Santo Domingo, República Dominicana. – En medio del proceso electoral que vive la Universidad Autónoma de Santo Domingo, las consignas se han convertido en una de las herramientas comunicacionales más visibles de las candidaturas que aspiran a dirigir la academia. Más allá de simples frases publicitarias, estas expresiones sintetizan propuestas, visiones institucionales y estrategias políticas dentro del escenario universitario.
La campaña por la rectoría ha puesto en evidencia cómo breves mensajes de dos o tres palabras pueden condensar un proyecto completo, permitiendo que estudiantes, docentes y empleados identifiquen rápidamente las propuestas en competencia. En un contexto donde la comunicación política debe ser directa y memorable, las consignas funcionan como el eje central de la identidad de cada equipo.
Consignas que definen proyectos rectorales
En la contienda actual participan tres proyectos rectorales que buscan dirigir la UASD. Cada uno ha desarrollado una identidad comunicacional propia, en la que las consignas juegan un papel fundamental.
El proyecto encabezado por Jorge Asjana David utiliza como frase central “Llegó la hora”, acompañada de otras expresiones como “Por una UASD más grande y mejor” y “Hacer de la Primada la primera”. Estas consignas transmiten la idea de que ha llegado el momento de asumir la rectoría tras anteriores aspiraciones y posicionar a la universidad en un lugar de mayor liderazgo académico.
Por su parte, la propuesta del Radhamés Silverio se identifica con las consignas “Vamos por más” y “Lo mejor para la UASD”, mensajes que apuntan a la continuidad y al fortalecimiento de los avances logrados en la institución.
En tanto, el proyecto del Wilson Mejía ha centrado su campaña en la frase “Por la excelencia de la UASD”, un lema que enfatiza la necesidad de mejorar los procesos académicos, fortalecer la calidad educativa y optimizar la gestión institucional.

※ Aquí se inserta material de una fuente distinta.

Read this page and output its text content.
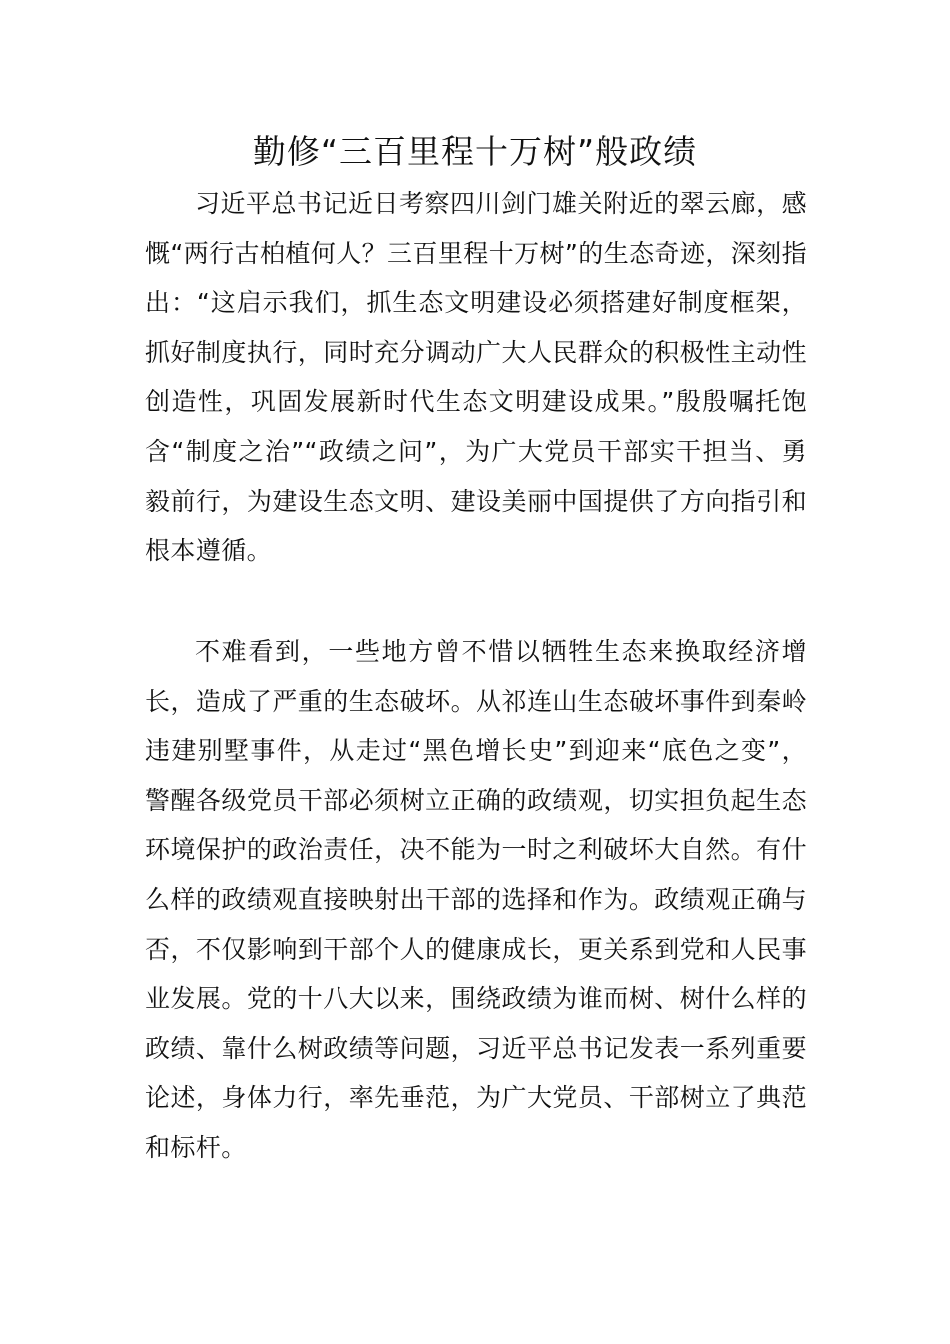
勤修“三百里程十万树”般政绩

习近平总书记近日考察四川剑门雄关附近的翠云廊，感慨“两行古柏植何人？三百里程十万树”的生态奇迹，深刻指出：“这启示我们，抓生态文明建设必须搭建好制度框架，抓好制度执行，同时充分调动广大人民群众的积极性主动性创造性，巩固发展新时代生态文明建设成果。”殷殷嘱托饱含“制度之治”“政绩之问”，为广大党员干部实干担当、勇毅前行，为建设生态文明、建设美丽中国提供了方向指引和根本遵循。

不难看到，一些地方曾不惜以牺牲生态来换取经济增长，造成了严重的生态破坏。从祁连山生态破坏事件到秦岭违建别墅事件，从走过“黑色增长史”到迎来“底色之变”，警醒各级党员干部必须树立正确的政绩观，切实担负起生态环境保护的政治责任，决不能为一时之利破坏大自然。有什么样的政绩观直接映射出干部的选择和作为。政绩观正确与否，不仅影响到干部个人的健康成长，更关系到党和人民事业发展。党的十八大以来，围绕政绩为谁而树、树什么样的政绩、靠什么树政绩等问题，习近平总书记发表一系列重要论述，身体力行，率先垂范，为广大党员、干部树立了典范和标杆。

Una tradición en las luchas universitarias
Las consignas no son un fenómeno nuevo dentro del movimiento universitario dominicano. A lo largo de la historia de la UASD han sido utilizadas como herramientas de movilización y reivindicación social.
Entre las más recordadas se encuentra “Medio millón para la UASD”, una consigna surgida en la década de 1970 durante las luchas estudiantiles que exigían un mayor presupuesto para la universidad. Asimismo, movimientos estudiantiles como la Unión Nacional de Estudiantes Revolucionarios impulsaron frases como “Elevemos la UASD y verticalicemos el CU”, en referencia al entonces Colegio Universitario.
Estas expresiones evidencian cómo el lenguaje breve y simbólico ha sido históricamente un mecanismo para canalizar demandas y fortalecer la identidad colectiva dentro del ámbito académico.
Comunicación política en el campus
Especialistas en comunicación política coinciden en que una consigna efectiva debe ser clara, coherente y fácil de recordar, además de reflejar la visión estratégica del proyecto que representa. Cuando se manejan múltiples frases sin una narrativa central, existe el riesgo de diluir el mensaje o generar confusión entre los votantes.
En ese sentido, las campañas actuales han buscado equilibrar la diversidad de mensajes con una idea principal que identifique a cada candidatura. Las consignas, acompañadas por colores, símbolos e imágenes de los candidatos, se convierten así en elementos claves de la propaganda electoral universitaria.
La decisión final
El proceso electoral de la UASD culminará el 17 de junio, fecha en la que la comunidad universitaria acudirá a las urnas para elegir a sus nuevas autoridades.
Más allá del resultado, la actual campaña ha demostrado el peso que tienen las consignas dentro de la comunicación política universitaria. En apenas unas palabras, estas frases logran condensar proyectos institucionales, aspiraciones académicas y visiones de futuro para la universidad más antigua del Nuevo Mundo.
Será finalmente el voto de los universitarios el que determine cuál de estas consignas —“Llegó la hora”, “Vamos por más” o “Por la excelencia de la UASD”— logró conectar con mayor fuerza con la comunidad académica y traducirse en respaldo electoral.